Translation as a way to grow and connect our communities

The Wikimedia movement depends a lot on translation, but I believe we are not currently using the full potential of it. This affects us in many ways -€“ most importantly: - language barriers isolate communities -€“ but we all need to work together, - our content is not accessible to every human, - our movement is massively multilingual, but not the forerunner in using translation and other language technology.

We should improve our translation tools and leverage machine translation in a sustainable way. Translation should be a core part of our infrastructure and integrate into our projects seamlessly. It will help our communities to grow, as demonstrated by the Content Translation tool. I suggest three focus areas.

  1. 1 Find partners to build high quality open-source machine translation

Our projects run on free software. Currently, we depend a lot on proprietary data-driven (statistical) machine translation. For translation to be an essential part of our infrastructure, then this is neither sustainable nor acceptable. We already use expert-driven (rule-based) open-source machine translation software, e.g. Apertium, which provides some high quality language pairs. However, the proprietary services cover a lot more language pairs, albeit with lower quality. Building machine translation engines is hard work, therefore we should find partners to pursue both data-driven and expert-driven engines. The impact of this could be big and extend beyond our movement.

  1. 2 Bring translation everywhere

We already have good translation tools, but we need to move beyond user interface and Wikipedia pages. We should integrate translation tools into our discussion systems to support multilingual discussions as well as to understand discussions in foreign languages. This should be combined with summarizing tools.

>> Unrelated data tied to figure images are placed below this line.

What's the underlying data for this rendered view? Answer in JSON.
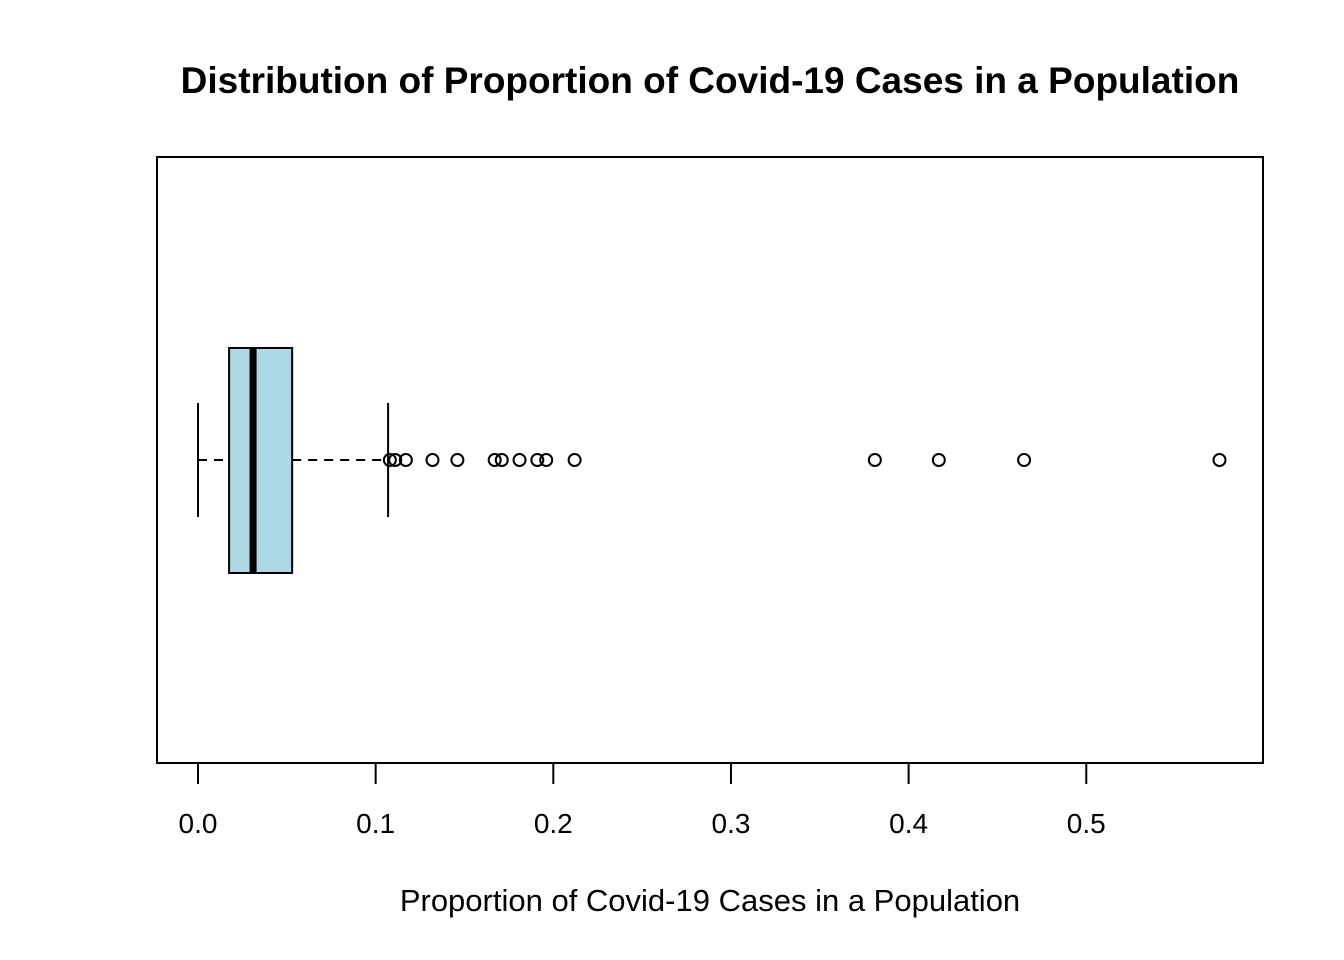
{
  "chart_data": {
    "type": "boxplot",
    "orientation": "horizontal",
    "title": "Distribution of Proportion of Covid-19 Cases in a Population",
    "xlabel": "Proportion of Covid-19 Cases in a Population",
    "ylabel": "",
    "xlim": [
      0.0,
      0.5764
    ],
    "x_ticks": [
      0.0,
      0.1,
      0.2,
      0.3,
      0.4,
      0.5
    ],
    "x_tick_labels": [
      "0.0",
      "0.1",
      "0.2",
      "0.3",
      "0.4",
      "0.5"
    ],
    "grid": false,
    "box_color": "#ADD8E6",
    "stats": {
      "whisker_low": 0.0,
      "q1": 0.0175,
      "median": 0.031,
      "q3": 0.053,
      "whisker_high": 0.107
    },
    "outliers": [
      0.108,
      0.111,
      0.117,
      0.132,
      0.146,
      0.167,
      0.171,
      0.181,
      0.191,
      0.196,
      0.212,
      0.381,
      0.417,
      0.465,
      0.575
    ]
  }
}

We have a lot of (structured) content that can be translated but doesn't have a proper tooling for translation, e.g. Wikidata and Commons image description, labels in SVG files. We should adapt and integrate our existing translation tools to support these types of content.

We should also make language selection available to all users, including those not logged-in in our multilingual projects, such as Wikidata, to show the translations.

  1. 3 Improve our translation tools

Our translation tools have serious issues that result in slower translations or not being translated at all.

Our translation memory is not working well. It often fails to suggest good matches. This is apparent when translating the Weekly Tech News. Translators' time is wasted when they need to re-translate (introducing inconsistencies) or searching previous translation manually. Without improvement our translation memory is not suitable for use in Content Translation either.

When translating documentation pages, announcements, etc. using the Translate extension, a significant amount of extra markup is added to the wikitext. Editors find this markup inconvenient and justifiably resist using this tool. This feature should be improved so that it works with Visual Editor and doesn't require additional mark-up in the wikitext.